Alguns meses antes, foram os tratamentos estéticos que a importunaram, quando clicou por "curiosidade" em um banner que mostrava um novo método de emagrecimento. Ela queria emagrecer sim, mas a pesquisa trivial despertou a "fúria da máquina" que parecia pior do que sua mãe, sem meias-medidas para dizer as verdades implacáveis e sem filtro. O computador leu sua mera curiosidade em "vou te lembrar todos os dias de todas as formas que você tem que emagrecer". E, assim, shakes dietéticos, aplicativos de corrida e roupas de treino passaram a ser por meses as únicas notícias que chegavam na sua bolha. O mundo só falava disso. Mas essa dos namorados foi a gota d'água.

Jurou mudar de vida, fechou o Tinder, não clicava mais em propagandas a respeito do assunto em sites, não curtia mais fotos ou comentava nas redes sociais das amigas. Respirava fundo antes de clicar naquela bolsa que parecia gritar de dentro da imagem vibrante da tela do novo computador. Parou de interagir virtualmente nas páginas de suas marcas favoritas e, dentro de algum tempo, foi parando de receber lembretes indesejados. Finalmente estava livre do barulho. Silêncio.

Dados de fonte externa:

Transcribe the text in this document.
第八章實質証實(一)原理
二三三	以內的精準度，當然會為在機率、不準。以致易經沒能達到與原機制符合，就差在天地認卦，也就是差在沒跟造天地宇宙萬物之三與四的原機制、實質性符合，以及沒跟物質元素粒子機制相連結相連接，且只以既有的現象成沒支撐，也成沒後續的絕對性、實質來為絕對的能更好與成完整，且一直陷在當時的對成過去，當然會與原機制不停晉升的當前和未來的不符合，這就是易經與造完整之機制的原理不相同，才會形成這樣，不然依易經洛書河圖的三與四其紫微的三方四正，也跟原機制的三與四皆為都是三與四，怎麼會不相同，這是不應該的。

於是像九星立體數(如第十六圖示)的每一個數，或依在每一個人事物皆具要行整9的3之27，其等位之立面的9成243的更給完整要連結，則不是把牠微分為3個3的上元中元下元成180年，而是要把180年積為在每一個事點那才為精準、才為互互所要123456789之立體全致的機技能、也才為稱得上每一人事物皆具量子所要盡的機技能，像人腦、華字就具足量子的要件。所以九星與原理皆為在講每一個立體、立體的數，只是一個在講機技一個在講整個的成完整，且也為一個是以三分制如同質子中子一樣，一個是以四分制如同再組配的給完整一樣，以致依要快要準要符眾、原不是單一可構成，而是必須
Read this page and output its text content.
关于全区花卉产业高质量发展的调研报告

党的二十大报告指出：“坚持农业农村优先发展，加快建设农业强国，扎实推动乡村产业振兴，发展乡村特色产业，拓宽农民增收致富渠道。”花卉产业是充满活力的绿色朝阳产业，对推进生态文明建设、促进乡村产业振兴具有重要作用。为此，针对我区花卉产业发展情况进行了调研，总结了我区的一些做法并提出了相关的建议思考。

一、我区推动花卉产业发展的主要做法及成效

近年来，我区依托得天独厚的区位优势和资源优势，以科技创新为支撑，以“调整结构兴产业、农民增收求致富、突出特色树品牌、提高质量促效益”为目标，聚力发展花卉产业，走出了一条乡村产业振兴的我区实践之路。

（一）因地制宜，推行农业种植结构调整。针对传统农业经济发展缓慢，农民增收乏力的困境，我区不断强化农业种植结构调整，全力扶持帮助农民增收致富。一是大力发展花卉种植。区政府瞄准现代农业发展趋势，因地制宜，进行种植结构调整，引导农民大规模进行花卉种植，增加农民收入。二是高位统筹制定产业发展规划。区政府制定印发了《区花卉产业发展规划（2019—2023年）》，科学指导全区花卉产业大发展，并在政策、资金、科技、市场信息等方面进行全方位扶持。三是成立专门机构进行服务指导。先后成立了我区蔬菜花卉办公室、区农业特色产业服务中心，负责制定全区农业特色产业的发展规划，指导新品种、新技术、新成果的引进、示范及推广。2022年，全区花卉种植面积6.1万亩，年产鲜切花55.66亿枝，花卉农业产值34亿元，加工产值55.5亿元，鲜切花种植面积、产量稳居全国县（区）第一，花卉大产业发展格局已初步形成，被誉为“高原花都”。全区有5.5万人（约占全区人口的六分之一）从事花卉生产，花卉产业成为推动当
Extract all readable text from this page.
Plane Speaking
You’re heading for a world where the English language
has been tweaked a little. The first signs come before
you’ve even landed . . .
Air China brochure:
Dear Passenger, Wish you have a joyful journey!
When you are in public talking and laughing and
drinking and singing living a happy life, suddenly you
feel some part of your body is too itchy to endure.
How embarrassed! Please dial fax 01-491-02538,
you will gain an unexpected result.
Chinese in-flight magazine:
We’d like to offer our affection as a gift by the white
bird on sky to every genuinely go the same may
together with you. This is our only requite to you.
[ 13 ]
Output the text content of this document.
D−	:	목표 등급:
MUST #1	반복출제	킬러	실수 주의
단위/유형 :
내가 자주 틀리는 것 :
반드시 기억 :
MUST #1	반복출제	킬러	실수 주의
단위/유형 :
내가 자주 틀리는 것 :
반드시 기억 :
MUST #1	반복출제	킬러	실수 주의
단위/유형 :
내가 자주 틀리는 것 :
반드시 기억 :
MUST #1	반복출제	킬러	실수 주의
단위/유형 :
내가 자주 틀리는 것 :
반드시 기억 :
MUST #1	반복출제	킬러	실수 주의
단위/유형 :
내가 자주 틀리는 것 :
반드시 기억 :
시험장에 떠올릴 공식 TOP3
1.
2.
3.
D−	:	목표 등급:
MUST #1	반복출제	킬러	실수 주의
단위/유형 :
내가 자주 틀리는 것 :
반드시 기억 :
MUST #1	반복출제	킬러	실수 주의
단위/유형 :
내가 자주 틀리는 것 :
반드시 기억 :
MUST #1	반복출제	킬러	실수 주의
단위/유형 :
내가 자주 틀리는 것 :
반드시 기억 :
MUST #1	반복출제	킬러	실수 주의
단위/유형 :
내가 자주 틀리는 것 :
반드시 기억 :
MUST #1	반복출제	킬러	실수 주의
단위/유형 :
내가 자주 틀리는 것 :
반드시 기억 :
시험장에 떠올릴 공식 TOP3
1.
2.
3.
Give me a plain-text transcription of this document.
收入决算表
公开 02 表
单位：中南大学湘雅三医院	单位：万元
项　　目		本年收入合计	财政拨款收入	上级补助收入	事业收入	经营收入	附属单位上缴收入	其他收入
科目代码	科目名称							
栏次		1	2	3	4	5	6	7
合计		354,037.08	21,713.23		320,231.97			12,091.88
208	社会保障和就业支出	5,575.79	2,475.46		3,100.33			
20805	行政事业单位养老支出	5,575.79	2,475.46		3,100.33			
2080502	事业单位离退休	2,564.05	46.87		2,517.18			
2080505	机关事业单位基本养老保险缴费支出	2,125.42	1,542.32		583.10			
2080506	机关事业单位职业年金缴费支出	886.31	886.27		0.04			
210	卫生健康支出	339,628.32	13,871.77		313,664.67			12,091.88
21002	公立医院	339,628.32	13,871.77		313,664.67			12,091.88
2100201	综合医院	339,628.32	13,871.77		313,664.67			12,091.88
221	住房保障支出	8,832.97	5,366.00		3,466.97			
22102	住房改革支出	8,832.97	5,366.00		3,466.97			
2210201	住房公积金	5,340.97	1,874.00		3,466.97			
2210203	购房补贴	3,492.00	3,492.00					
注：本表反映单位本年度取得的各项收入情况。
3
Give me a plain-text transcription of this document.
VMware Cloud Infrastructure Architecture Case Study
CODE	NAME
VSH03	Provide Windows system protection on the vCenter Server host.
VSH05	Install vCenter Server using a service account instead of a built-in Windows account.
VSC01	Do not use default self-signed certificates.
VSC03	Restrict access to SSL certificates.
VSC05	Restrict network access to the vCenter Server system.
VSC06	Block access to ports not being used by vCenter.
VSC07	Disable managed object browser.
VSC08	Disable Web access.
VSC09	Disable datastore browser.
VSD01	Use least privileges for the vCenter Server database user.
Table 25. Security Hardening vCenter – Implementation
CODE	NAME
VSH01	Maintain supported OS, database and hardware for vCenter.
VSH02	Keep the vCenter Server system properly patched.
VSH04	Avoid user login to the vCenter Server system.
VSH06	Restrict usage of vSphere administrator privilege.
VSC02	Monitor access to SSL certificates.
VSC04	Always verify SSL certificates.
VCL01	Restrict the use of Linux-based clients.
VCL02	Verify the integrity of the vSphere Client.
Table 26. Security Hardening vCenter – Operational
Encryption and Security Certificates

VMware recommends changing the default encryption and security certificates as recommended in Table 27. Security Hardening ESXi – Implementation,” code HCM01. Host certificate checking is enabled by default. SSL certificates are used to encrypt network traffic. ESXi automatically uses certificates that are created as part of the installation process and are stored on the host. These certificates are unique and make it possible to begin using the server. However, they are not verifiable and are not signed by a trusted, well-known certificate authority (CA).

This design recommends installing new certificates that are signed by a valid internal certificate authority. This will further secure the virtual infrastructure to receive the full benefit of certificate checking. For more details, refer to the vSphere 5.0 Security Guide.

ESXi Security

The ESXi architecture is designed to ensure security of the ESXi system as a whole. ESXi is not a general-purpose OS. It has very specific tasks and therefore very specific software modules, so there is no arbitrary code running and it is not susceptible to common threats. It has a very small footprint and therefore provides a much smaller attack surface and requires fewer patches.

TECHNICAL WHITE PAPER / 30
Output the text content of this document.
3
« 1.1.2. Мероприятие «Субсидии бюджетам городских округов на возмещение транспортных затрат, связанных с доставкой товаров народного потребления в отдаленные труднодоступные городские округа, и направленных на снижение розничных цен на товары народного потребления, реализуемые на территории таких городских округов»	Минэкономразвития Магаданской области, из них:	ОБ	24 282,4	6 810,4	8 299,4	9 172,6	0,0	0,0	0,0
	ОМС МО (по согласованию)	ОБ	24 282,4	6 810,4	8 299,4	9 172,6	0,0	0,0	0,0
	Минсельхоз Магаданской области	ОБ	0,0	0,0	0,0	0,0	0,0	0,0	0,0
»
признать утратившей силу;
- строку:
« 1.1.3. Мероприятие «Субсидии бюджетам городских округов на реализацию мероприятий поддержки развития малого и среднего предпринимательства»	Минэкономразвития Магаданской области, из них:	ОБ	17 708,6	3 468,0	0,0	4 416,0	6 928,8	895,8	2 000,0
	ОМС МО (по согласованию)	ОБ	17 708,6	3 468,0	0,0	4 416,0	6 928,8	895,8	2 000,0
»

Dentro de casa em um sábado à tarde, refletiu sobre o assunto e reparou que também não recebia mais as notícias desejáveis. Sentia falta de rir dos vídeos engraçados, de dançar as coreografias do seu aplicativo favorito, de conhecer o mundo através de fotos de paisagens e lugares incríveis. Parou de ver aqueles animais fofos que alegravam suas manhãs mesmo virtualmente ou aqueles animais selvagens que mostram a força e a fragilidade humana.

Sentiu saudades de existir nesse outro mundo, de ver suas influenciadoras favoritas mostrando looks do dia e se inspirar em suas produções. Abriu o celular com alegria, pegou uma taça de vinho e comentou sem descanso em todas as contas das redes sociais que apareceram em sua tela. Clicou naquele seu site favorito e abriu telas de sapatos do brechó que adorava pesquisar. Passou certamente mais de uma hora vendo vídeos que a faziam rir e compartilhou todos eles com os amigos. Voltou ao grupo da família. "Estou de volta, pronta para participar!", disse em alto e bom capslock. Até a próxima pausa.